Le récit quant à lui adopte rapidement une dimension mythologique. Non doués de la parole et assez archétypaux par leur nature-même, les animaux personnages représentent des concepts simples : la peur de l’autre pour le chat, la soumission pour le chien, la possession pour le lémurien, etc. La grande vague qui englobe tout sans explication fait presque penser à une punition divine dans un monde qui semble avoir déjà été réprimandé. Il y a quelque chose de l’arche de Noé dans ce film mais sans les humains, car, finalement, cela ne valait pas vraiment la peine de les embarquer la première fois. Sans penser que cela est vraiment une volonté du réalisateur, le film prend une dimension antispéciste où les animaux tout aussi vifs et caractériels que les humains sont des protagonistes à part entière et cela sans anthropomorphisme. Le réalisateur parle pourtant de figures évoquant des vices connus mais je préfère considérer qu’il a tort sur son propre film (parce que c’est moi la critique ici). Loin de faire des portraits paraboliques et classiques de péchés contemporains, le film réussit plutôt selon moi à retranscrire la vie et l’obsession d’autres espèces qui sont juste elles-mêmes. La crainte et le comportement solitaire du chat ne m’apparaissent pas comme des tares : c’est juste un chat normal.

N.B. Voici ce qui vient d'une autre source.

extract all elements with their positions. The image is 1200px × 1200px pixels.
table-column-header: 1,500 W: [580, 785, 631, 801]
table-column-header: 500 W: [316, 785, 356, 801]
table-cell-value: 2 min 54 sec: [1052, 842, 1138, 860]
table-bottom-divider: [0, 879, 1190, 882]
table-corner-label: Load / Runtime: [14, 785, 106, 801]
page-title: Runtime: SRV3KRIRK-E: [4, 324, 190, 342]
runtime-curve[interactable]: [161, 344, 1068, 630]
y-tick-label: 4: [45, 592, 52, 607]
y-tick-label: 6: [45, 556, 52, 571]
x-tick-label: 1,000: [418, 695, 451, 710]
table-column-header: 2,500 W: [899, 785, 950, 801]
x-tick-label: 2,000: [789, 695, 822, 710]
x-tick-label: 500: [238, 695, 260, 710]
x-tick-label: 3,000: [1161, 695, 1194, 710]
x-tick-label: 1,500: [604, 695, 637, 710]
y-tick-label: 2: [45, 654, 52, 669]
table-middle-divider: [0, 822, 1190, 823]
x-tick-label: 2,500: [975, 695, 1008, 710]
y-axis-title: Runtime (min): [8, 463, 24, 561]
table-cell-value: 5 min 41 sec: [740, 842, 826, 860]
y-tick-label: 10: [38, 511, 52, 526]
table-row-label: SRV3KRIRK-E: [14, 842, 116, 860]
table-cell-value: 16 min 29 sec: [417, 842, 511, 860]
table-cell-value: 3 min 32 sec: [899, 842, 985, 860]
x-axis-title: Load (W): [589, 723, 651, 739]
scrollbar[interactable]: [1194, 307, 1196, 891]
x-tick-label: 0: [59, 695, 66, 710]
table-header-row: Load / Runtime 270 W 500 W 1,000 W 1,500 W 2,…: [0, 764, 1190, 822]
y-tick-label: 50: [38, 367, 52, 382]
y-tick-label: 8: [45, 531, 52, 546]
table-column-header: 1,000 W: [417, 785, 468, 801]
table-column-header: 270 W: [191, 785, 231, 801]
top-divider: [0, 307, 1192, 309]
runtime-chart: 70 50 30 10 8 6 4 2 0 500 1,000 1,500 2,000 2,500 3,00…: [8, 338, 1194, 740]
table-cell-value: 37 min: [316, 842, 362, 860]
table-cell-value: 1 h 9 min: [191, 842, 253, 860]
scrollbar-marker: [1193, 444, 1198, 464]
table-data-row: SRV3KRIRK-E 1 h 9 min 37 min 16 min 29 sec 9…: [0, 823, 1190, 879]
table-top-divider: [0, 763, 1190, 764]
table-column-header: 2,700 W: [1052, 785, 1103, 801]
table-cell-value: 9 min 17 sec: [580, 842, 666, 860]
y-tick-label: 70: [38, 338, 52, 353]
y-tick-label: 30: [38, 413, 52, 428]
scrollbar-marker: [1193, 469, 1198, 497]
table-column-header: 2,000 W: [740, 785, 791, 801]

En retirant l’Homme de l’équation du récit, Flow devient un terrain fertile pour l’imagination. On ne sait pas qui a fait les statuts félines géantes, on ne sait quelle est la ville presque antique qu’ils traversent, on ne connaît même pas tous les animaux… Les époques et paysages se mélangent pour offrir un film empruntant intelligemment aux codes de la dystopie mais peut-être même aussi à ceux de l’uchronie. Car ce n’est pas le monde tel qu’on le connaît qui est ici submergé, s’en est un autre. Ces petits mystères rendent le film plus passionnant et font de lui un espace d’histoires parallèles où on se prend à imaginer un avant à défaut de pouvoir envisager un après. Flow est en conséquence très mélancolique. S’il y a évidemment des arcs pour les personnages et des changements, il est aussi construit en forme de boucle, un peu à la manière de notre Histoire faite des mêmes schéma idéologiques détruisant tout à petit feu. Flow donne presque à voir ce qui arriverait si nos comportements immondes terminaient de détruire notre environnement pour ne laisser aux bêtes que les catastrophes d’un climat et d’une Terre déréglés pour toujours. Si nous partions vers de nouvelles planètes, ce serait sans les bêtes, les laissant encore et toujours payer pour nos exactions.

Néanmoins, c’est aussi le seul monde dans lequel on peut les imaginer vivre, loin de la main meurtrière humaine. Sans en dire plus (mais arrêtez de lire la critique ici si vous ne voulez rien rien rien savoir),

 

un animal dans le film a le droit à un au-delà magnifique, une envolée lyrique qui symbolise tant la mort que la liberté. C’est beau de voir des animaux partir naturellement et surtout, dignement.

Le monde sans avenir qu’il dépeint n’est pas bien différent du nôtre aujourd’hui, heureusement, sans les Hommes, il parait quand même déjà plus beau.

Flow de Gints Zilbalodis, en salles le 30 octobre 2024.